Hot Potato speaker hopes to bring clarity to students unsure about mixing religious and political beliefs.
By Ryan Flournoy
Americans should recognize the religious roots of their country, a city council aide said at the Oct. 20 Hot Potato lecture at the Methodist Student Center.
Jeff Bazan, special projects staff member to District 7 Councilman Cris Medina, said he wanted to help guide students through the historic and often heated argument over religion and politics.
“Religious issues play a big part in the discourse of politics in our country,” Bazan said. “It’s going to be very interesting in the next 20 years to see which way our country goes.”
The First Amendment protects freedom of religion and prohibits the federal government from laws that establish religion.
But Bazan, who spoke to a crowd of about 30 students and faculty, said this country’s political climate has always explored religious beliefs.
“America was founded as a country with Judeo-Christian values and I think, going forward, that should always be the backbone of our country,” Bazan said.
Bazan spoke about the major differences in religious practices by Republican and Democratic candidates.
“On the Democrat side, as far as religiosity goes, you have a lot more liberal Christians,” Bazan said. “More evangelist Christians and religious fundamentalists tend to support the Republicans.”
Identifying himself as a traditional Catholic, Bazan supports governmental decisions that adhere to a set of strong Christian morals.
Bazan said this country is suffering from a deep divide stemming from cultural religious issues such as contraception laws, same-sex marriage and the death penalty.
In places in the South, like Alabama, polls reveal that over 90 percent of residents consider themselves traditional Christians.
Meanwhile, in northern states like Vermont or Oregon, the majority of people claim no religious affiliation at all.
Bazan recalled when the Supreme Court legalized same-sex marriage, a lot of county clerks in the deep South refused to issue same-sex marriage licenses because of their religious beliefs, whereas same-sex marriage has been legal in Vermont and Massachusetts for almost a decade.
“It seems like our country is getting torn apart based on those who have their views rooted in traditional religion versus those who base their views on their own conscience and no religious document,” Bazan said.
This conflict of religious conviction versus secular ideas often leads to a discussion of church and state, he said.
Bazan said the term “separation of church and state,” first coined by Thomas Jefferson, highlights the First Amendment’s intent to prevent the federal government from enforcing any religion as a universal law and allows individual states to worship without government interference.
Like U.S. Sen. Ted Cruz, a Republican from Texas, Bazan agrees certain civil issues should be determined by individual states like, “the legalization of gay marriage should have been made at a state level,” Bazan said.
He said religious beliefs play a role in the U.S. presidential campaigns.

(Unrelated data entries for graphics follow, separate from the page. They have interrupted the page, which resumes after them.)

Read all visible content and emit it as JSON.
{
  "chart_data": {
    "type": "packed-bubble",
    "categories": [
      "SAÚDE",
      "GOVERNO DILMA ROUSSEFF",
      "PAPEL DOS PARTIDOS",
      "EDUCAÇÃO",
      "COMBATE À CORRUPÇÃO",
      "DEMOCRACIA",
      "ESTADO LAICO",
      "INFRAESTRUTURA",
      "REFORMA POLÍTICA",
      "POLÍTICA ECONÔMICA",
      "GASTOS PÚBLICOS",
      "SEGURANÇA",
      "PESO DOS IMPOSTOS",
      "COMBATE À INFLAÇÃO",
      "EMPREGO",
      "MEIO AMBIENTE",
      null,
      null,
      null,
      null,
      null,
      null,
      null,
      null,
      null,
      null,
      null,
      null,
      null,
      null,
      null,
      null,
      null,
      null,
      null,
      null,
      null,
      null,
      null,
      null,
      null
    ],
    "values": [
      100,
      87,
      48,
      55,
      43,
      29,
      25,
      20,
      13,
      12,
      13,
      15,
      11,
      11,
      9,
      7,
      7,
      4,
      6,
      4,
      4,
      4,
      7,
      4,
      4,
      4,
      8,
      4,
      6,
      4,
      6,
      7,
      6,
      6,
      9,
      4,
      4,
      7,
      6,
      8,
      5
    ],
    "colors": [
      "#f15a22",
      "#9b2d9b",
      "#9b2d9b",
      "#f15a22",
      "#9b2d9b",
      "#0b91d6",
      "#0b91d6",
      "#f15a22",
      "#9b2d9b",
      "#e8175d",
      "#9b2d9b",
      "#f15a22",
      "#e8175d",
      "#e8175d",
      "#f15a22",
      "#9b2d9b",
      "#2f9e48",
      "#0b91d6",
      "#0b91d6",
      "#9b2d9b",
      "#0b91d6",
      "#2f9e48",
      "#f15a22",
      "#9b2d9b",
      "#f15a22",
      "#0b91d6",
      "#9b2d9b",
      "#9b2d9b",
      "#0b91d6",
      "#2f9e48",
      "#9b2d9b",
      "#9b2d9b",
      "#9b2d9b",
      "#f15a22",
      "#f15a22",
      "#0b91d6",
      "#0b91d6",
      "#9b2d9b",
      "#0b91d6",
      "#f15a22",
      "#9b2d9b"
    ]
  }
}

“I believe there are various approaches of implementing traditional Christian values in politics,” Bazan said. “I think you’re going to see in the 2016 presidential election which way the Democratic Party is going and which way the Republican Party is going, as far as religion is concerned.”
“In the end you should vote for the candidate that best represents your ideas and opinions,” Bazan said. “That’s politics 101.”
An audience member asked Bazan to explain the value of his religion.
“Personally, I believe that at the end it offers me salvation,” Bazan said.
The center’s free Hot Potato lectures welcome students regardless of their religious affiliation. The campus ministry provides a baked potato for attendees.